Guess Inc. saw a decline in third-quarter earnings, but still managed to come in ahead of expectations with signs of life in its European retail business.

The denim company’s net earnings fell to $12.4 million, or 15 cents a share, as the negative impact of currency translation cut EPS by 13 cents. A year earlier, earnings totaled $20.8 million, or 24 cents.

Despite the decline, earnings per share came in 4 cents better than the 11 cents analysts projected and shares of Guess increased 3.8 percent to $20.29 in after-hours trading.

Revenues for the three months ended Oct. 31 decreased 11.7 percent to $521 million from $589.8 million, a drop of 4 percent in constant currency. That included a 7 percent drop in the Americas retail business, a 12 percent decrease in the Americas wholesale business, a 15 percent decline in Europe and a 17 percent decline in Asia, without taking currency into account.

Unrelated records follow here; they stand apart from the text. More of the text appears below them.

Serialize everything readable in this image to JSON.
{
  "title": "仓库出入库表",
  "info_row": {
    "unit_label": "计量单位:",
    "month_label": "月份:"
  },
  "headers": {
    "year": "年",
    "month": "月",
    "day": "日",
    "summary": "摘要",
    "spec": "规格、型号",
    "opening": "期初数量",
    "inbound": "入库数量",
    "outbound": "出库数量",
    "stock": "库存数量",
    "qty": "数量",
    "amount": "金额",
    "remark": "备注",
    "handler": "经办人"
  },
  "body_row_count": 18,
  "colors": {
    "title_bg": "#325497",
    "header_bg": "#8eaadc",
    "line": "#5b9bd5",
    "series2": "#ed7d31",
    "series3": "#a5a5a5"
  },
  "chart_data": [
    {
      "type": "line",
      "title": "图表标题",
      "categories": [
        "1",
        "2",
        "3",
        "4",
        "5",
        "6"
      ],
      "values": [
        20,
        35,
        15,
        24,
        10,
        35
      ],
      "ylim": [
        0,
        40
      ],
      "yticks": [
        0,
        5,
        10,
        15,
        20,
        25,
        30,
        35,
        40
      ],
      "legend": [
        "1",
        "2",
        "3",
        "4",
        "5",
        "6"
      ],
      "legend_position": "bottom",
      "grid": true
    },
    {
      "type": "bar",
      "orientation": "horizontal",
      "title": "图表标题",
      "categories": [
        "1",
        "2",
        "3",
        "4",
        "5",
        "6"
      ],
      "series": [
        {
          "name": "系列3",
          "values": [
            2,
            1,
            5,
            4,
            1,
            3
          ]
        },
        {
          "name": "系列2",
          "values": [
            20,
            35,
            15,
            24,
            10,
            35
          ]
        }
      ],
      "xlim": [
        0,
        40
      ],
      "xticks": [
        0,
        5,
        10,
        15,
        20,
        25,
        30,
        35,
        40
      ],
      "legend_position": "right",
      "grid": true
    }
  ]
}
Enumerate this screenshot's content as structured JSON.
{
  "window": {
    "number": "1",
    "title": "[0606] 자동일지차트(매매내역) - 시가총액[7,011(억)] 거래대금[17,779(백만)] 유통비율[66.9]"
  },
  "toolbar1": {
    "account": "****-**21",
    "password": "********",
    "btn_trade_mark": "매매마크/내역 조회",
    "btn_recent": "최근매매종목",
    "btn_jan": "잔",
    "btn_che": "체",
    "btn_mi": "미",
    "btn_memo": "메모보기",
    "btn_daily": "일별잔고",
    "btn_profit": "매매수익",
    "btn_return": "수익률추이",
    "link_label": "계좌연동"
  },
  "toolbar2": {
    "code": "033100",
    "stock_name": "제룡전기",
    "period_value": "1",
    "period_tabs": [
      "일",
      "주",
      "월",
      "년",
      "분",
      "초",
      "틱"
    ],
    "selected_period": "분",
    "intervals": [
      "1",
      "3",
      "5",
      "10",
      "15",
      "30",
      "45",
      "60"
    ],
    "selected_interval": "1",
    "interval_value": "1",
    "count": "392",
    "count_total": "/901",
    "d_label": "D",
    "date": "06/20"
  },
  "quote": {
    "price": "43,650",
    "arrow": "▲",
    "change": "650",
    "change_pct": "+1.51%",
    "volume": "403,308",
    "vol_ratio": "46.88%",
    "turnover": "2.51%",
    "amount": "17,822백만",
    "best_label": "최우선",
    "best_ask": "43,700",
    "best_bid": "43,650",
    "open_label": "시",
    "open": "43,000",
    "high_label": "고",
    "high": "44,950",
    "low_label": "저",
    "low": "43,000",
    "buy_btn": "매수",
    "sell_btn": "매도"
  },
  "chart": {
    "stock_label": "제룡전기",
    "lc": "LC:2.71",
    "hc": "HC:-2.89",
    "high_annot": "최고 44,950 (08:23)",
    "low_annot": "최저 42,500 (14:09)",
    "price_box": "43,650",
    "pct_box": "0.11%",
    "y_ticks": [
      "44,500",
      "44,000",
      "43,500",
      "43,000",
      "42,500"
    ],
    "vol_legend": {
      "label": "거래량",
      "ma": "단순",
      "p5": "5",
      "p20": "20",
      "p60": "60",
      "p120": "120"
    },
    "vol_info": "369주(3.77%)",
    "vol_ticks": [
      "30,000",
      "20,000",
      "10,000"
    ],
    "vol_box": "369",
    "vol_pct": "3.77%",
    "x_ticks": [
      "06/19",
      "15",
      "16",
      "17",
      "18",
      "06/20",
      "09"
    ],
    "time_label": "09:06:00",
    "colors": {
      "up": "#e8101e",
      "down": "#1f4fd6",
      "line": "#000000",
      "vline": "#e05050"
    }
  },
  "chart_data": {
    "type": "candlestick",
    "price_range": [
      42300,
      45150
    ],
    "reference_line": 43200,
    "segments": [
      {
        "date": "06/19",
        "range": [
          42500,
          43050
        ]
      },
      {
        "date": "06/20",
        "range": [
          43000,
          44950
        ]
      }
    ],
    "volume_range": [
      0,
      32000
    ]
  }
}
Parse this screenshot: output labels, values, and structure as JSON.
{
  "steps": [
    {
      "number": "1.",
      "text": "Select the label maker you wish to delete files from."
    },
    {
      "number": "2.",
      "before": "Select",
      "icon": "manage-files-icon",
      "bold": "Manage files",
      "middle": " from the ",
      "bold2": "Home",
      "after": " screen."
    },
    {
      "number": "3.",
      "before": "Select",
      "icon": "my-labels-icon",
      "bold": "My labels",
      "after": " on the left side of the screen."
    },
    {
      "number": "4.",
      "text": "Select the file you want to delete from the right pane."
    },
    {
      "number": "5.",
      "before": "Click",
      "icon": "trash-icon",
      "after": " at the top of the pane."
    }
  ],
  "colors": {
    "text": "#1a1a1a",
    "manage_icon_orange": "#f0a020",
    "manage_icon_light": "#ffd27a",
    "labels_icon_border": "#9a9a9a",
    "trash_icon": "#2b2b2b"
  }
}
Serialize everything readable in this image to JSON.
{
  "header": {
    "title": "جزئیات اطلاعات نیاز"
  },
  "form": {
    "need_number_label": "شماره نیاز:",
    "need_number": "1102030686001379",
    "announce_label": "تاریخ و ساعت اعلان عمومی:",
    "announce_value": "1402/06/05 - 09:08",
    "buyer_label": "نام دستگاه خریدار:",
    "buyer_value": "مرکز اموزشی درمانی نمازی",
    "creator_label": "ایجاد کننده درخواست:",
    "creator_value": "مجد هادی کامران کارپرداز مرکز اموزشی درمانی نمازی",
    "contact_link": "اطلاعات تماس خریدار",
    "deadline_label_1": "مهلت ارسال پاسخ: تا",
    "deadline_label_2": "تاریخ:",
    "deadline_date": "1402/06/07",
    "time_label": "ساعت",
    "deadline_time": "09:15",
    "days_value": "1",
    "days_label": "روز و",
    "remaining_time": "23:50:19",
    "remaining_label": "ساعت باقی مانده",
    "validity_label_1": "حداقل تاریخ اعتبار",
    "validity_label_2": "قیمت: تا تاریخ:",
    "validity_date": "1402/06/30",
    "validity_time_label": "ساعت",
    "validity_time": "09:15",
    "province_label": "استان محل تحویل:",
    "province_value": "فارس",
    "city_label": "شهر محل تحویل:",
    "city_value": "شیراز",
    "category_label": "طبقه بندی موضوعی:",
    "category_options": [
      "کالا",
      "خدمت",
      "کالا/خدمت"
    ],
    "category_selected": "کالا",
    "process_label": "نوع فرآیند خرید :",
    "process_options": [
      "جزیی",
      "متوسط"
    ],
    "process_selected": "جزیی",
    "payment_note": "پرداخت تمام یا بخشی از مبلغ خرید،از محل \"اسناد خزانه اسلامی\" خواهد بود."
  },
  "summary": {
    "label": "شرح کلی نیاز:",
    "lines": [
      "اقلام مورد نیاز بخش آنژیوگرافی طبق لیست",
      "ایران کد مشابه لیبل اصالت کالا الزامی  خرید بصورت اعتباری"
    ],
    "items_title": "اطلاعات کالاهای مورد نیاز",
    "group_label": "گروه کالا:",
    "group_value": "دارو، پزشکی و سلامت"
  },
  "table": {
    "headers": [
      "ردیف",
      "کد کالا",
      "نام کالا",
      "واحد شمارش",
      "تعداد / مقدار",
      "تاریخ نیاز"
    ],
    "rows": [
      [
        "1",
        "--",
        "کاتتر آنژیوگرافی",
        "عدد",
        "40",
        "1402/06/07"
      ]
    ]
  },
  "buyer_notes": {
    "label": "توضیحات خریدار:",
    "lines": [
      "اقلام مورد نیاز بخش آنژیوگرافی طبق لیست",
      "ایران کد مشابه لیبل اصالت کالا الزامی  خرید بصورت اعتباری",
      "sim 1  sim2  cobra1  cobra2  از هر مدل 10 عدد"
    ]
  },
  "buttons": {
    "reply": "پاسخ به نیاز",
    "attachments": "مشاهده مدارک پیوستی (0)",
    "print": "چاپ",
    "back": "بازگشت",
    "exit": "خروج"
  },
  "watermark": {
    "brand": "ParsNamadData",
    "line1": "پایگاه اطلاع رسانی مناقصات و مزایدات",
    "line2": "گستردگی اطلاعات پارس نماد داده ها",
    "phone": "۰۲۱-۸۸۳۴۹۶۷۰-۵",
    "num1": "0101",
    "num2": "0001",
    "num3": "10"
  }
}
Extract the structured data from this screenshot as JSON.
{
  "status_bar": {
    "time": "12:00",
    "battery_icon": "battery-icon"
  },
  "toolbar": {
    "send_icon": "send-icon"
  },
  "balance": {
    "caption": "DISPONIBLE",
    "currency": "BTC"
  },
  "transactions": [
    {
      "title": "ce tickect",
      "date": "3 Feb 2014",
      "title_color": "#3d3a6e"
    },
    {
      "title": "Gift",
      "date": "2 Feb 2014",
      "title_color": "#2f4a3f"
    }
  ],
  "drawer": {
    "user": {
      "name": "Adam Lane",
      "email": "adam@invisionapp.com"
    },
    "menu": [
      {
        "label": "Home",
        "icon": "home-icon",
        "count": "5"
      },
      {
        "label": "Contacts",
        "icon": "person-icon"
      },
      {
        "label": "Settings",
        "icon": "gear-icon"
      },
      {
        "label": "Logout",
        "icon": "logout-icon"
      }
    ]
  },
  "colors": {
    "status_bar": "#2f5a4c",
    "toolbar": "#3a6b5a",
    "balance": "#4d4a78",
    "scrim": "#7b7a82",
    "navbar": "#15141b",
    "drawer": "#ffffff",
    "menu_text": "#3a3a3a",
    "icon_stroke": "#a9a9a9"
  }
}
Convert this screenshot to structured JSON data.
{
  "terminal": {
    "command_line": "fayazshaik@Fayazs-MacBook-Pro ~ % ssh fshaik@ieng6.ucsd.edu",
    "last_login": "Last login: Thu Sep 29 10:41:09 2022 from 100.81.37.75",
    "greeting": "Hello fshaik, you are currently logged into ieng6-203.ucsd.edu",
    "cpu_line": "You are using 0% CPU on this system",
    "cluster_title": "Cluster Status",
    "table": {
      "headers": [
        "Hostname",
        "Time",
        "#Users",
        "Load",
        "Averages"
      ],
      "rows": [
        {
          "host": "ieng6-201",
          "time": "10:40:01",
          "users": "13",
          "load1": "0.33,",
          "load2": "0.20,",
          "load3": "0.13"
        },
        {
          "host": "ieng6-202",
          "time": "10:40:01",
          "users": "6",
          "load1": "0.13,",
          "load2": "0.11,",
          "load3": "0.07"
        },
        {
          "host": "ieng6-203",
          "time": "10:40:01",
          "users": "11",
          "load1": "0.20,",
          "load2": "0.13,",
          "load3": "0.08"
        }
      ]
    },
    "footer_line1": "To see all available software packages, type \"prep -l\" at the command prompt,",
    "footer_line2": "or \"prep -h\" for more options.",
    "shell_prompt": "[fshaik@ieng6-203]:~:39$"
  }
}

Victor Herrero, chief executive officer, said the results were “better than our expectations” and noted that, “our European retail business was especially strong with a double-digit [comparable] sales increase for the quarter for the first time in five years.”

Guess tapped Herrero, a former Zara executive, for the top job in July and he is starting to put his imprint on the denim brand, working to elevate the “quality of our sales and merchandising organization,” build the Asian business and to “reinforce a culture of purpose and accountability.”

The ceo said: “I am laser-focused on driving the organization to raise the level of execution, as this will be a critical enabler of successful achievement of our strategies.”

Some of Herrero’s thinking is starting to reshape the stores.

“One of the big changes that we have already started to make is to ensure that the visual merchandising in our windows and in our stores is more commercially focused to ensure that the displays emphasize bestsellers and diversity of categories in our lifestyle brands,” Herrero told analysts on a conference call. “The most crucial element of store management is to ensure that replenishment of product is a top priority. The key to this is to be in full control of the stockroom in every store to make sure that product from the stockroom moves to store shelf very quickly, and at the same time needs for replenishment are communicated to corporate headquarters.”

For the fourth quarter, Guess expects earnings per share of 53 cents to 62 cents, opening up some upside possibility to the 59 cent profit analysts had penciled in. Revenues are expected to range from down 1.5 percent to up 1.5 percent in constant currency.

Comp sales in Europe are expected to continue to lead the company in the fourth quarter, rising by midsingle digits in constant.

Chief financial officer Sandeep Reddy said that the comp sales trend has softened since the terrorist attacks in Paris, but not as much as feared.

“We were expecting a much bigger drop in comp trends than we’ve seen,” said Reddy, noting that the overall trend from before the attacks has held.